The AM37 presents several stylistic features of the Aston Martin automotive tradition so dear to 007 – from the hard sliding-top to the refined finishes that have always characterised the interiors of the Gaydon cars.
PALMER JOHNSON – BUGATTI NINIETTE 66 Palmer Johnson and Bugatti need no introduction – and it’s unthinkable that a collaboration of these legendary marques would be anything but spectacular. The partnership led to the 20m PJ 66 Niniette, inspired by the Bugatti Chiron (2016), a twoseater coupé designed to replace the well-known Veyron.
Constructed in carbon and composite materials, the yacht brings typical features of the Molsheim cars – notably the double colouration – and is fitted with twin 1,000hp MAN V8 engines that push her to 44 knots.
Elegance abounds below deck, where the materials include leather, marble and precious woods.
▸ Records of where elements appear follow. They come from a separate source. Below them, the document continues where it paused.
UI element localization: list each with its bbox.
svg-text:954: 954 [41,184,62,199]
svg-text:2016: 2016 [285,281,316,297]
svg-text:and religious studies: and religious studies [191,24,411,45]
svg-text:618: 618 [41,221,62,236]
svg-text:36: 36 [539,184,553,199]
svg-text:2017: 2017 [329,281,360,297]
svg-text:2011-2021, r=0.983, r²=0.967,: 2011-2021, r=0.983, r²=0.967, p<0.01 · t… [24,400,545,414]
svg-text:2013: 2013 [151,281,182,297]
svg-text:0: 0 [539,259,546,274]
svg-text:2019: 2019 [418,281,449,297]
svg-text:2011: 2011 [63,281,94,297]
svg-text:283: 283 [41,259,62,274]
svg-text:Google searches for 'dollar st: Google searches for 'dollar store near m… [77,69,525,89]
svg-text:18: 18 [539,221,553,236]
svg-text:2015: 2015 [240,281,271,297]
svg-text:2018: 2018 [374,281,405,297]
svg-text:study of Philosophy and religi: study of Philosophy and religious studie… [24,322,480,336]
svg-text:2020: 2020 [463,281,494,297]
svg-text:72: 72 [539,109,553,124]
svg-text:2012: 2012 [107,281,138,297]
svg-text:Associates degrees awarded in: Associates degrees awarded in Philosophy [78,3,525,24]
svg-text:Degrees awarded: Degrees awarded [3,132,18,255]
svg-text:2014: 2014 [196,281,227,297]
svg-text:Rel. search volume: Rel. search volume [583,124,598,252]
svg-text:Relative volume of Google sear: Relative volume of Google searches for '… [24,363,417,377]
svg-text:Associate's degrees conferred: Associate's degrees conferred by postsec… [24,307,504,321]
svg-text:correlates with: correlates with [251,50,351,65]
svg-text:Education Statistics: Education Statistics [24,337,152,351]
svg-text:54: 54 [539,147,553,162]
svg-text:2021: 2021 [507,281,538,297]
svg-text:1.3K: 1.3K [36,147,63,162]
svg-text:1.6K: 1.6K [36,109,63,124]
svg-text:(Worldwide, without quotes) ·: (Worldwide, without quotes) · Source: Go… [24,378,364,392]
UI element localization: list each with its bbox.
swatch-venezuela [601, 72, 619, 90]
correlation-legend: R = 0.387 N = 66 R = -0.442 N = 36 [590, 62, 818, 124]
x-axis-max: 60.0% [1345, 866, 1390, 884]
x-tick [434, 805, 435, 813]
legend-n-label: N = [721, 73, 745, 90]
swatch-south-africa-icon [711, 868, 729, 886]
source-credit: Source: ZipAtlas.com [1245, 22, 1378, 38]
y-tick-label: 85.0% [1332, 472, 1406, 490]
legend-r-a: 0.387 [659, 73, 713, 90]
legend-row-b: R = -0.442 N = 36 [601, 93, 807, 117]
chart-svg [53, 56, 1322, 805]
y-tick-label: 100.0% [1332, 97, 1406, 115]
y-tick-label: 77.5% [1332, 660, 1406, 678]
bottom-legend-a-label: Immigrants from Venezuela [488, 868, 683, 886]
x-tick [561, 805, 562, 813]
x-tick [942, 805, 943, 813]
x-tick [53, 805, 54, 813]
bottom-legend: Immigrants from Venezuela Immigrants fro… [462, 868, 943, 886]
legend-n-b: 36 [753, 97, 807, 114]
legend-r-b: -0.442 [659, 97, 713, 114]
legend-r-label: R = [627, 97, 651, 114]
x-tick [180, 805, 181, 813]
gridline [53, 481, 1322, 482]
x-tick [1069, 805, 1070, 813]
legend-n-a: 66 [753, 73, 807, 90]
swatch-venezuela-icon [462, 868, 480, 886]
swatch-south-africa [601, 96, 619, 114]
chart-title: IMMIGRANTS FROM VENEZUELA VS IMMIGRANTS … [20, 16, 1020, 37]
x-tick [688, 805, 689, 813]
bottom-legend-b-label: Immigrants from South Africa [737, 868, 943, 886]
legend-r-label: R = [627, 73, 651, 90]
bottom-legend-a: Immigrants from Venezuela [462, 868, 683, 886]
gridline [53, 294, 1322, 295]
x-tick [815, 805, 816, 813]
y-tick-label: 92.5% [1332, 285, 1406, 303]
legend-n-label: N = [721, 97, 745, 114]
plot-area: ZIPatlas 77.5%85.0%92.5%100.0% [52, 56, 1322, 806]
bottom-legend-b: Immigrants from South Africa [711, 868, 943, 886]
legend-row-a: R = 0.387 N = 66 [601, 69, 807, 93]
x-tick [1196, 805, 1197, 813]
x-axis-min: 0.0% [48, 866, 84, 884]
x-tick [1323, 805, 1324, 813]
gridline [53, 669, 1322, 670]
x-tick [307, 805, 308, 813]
On deck there is a relaxation area with sinuous lines, complete with a Jacuzzi.
MARQUIS-LARSON – LEXUS LY 650
Founded by Toyota in 1989 in response to Acura (Honda) and Infiniti (Nissan), Lexus was reorganised in 2012 to coordinate the strategies, the planning, the design and the engineering of the brand’s products worldwide.
The exploration of Lexus beyond automotive borders then reached the nautical sector. The first Lexus-branded boat, the Sport Yacht Concept (dated 2017) was a 12.8m runabout, with original and aggressive lines, driven by a five-litre V8, with a fast hull and made using much carbon-fibre reinforced-polymer.
The latest 19.66m Lexus marine product – the LY 650 – will arrive in the second half of 2019. The Marquis-Larson group of Pulaski (Wisconsin) has been selected for building, marketing and servicing the boats.